The principle behind the entropy-based algorithms is the fact that "Malicious network anomalies are created by humans, so they must affect the natural "randomness" or entropy that normal traffic has when left to its own devices. Detecting these shifts in entropy in turn detects anomalous traffic." When the network has established patterns, any outcome that is different from the normal states of the network can be easily detected. Even if the malicious code manifests by downloading pictures from the internet, the fingerprint of the network would look unusual, different from what is expected, from how the network was used. The authors make an interesting point, namely that Internet traffic has both uniformity and randomness. A worm will alter both, making the traffic either more random, or more structured. In case of the 2004 Sasser attack, the information entropy associated with the destination IP addresses rises suddenly, indicating an increase in randomness in traffic destinations due to the scanning initiated by the infected machines, as it looks for new victims. At the same time, the entropy associated with the source IP addresses suddenly drops, indicating a decrease in randomness as the already infected computers initiate a higher than normal number of connections. The conclusion is that the network goes into a new internal state unknown before, hence easily detectable.

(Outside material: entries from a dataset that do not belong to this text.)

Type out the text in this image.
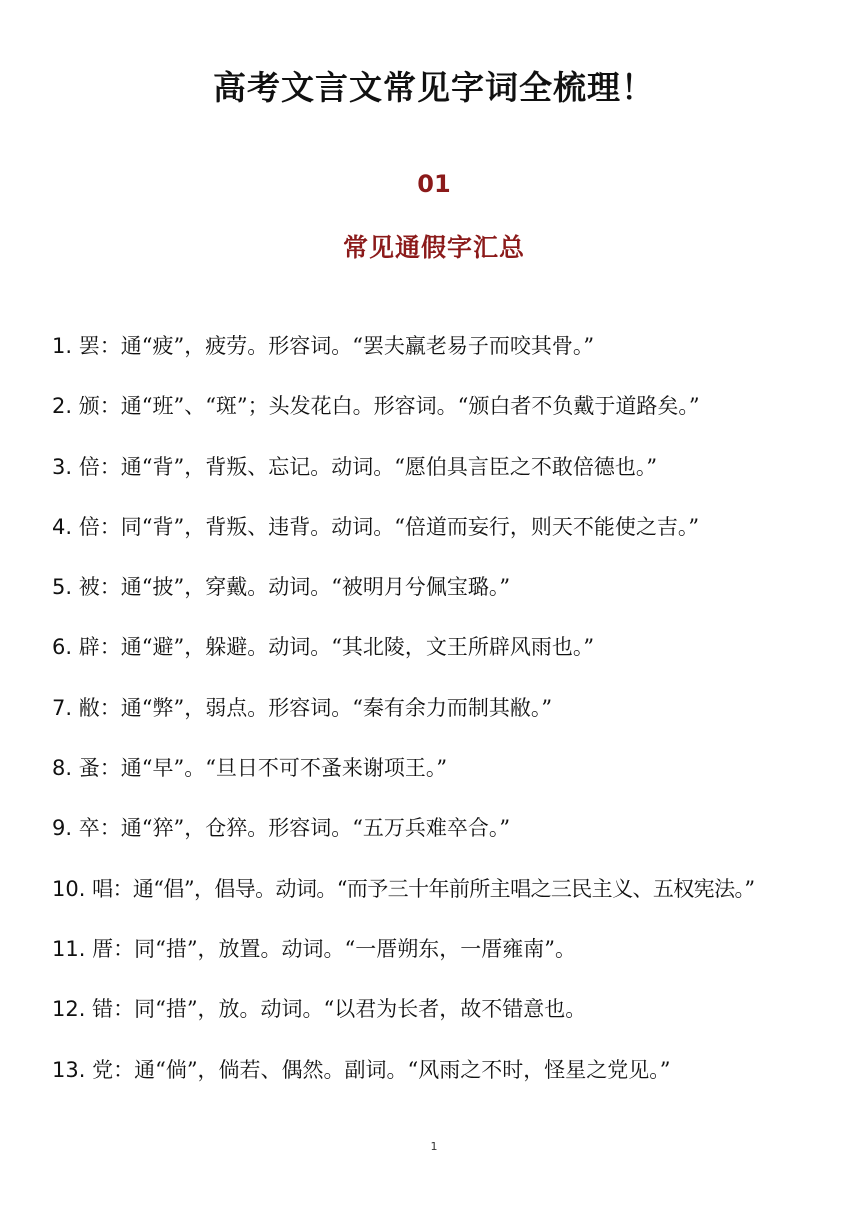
高考文言文常见字词全梳理！
01
常见通假字汇总
1. 罢：通“疲”，疲劳。形容词。“罢夫羸老易子而咬其骨。”
2. 颁：通“班”、“斑”；头发花白。形容词。“颁白者不负戴于道路矣。”
3. 倍：通“背”，背叛、忘记。动词。“愿伯具言臣之不敢倍德也。”
4. 倍：同“背”，背叛、违背。动词。“倍道而妄行，则天不能使之吉。”
5. 被：通“披”，穿戴。动词。“被明月兮佩宝璐。”
6. 辟：通“避”，躲避。动词。“其北陵，文王所辟风雨也。”
7. 敝：通“弊”，弱点。形容词。“秦有余力而制其敝。”
8. 蚤：通“早”。“旦日不可不蚤来谢项王。”
9. 卒：通“猝”，仓猝。形容词。“五万兵难卒合。”
10. 唱：通“倡”，倡导。动词。“而予三十年前所主唱之三民主义、五权宪法。”
11. 厝：同“措”，放置。动词。“一厝朔东，一厝雍南”。
12. 错：同“措”，放。动词。“以君为长者，故不错意也。
13. 党：通“倘”，倘若、偶然。副词。“风雨之不时，怪星之党见。”
1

The Storm worm I mentioned at the beginning works in some perspective similar to other worms, namely new code is placed on the computer (because the user clicks on some attachment), which will make it to join a botnet. However, there are distinct differences between old warms and Storm. One of them is the way it makes the user click the attachment, like using a clever subject line for the email, or attachment name, related to hot topics that are currently on the news, such as elections, hurricanes, major storms, etc. Most importantly, Storm hides its network activity. It first looks what ports and protocols a user is using. If it finds a P2P program, such as eMule, Kazaa, BitComet etc, it will use that program’s port and protocol to do its network scanning. Storm will also look at what IP addresses the P2P program communicated with, and will communicate with them, instead of new IP addresses, which would trigger its detection. Furthermore, Storm will not spread as fast as it can, because it has a dormant and a walking mode. It will gather information for a short period, then it will go quit. Very interesting that Storm actually tailors its behavior based on the pattern of the network usage. How to detect Storm? The worm will still alter the network entropy. For example, during its active period, the host computer will send many emails, which is unusually for normal use. In addition, the port used is not 25. All these are hints that something is wrong inside the network.

A great article! Nothing short of what I am used to expect from IEEE Spectrum.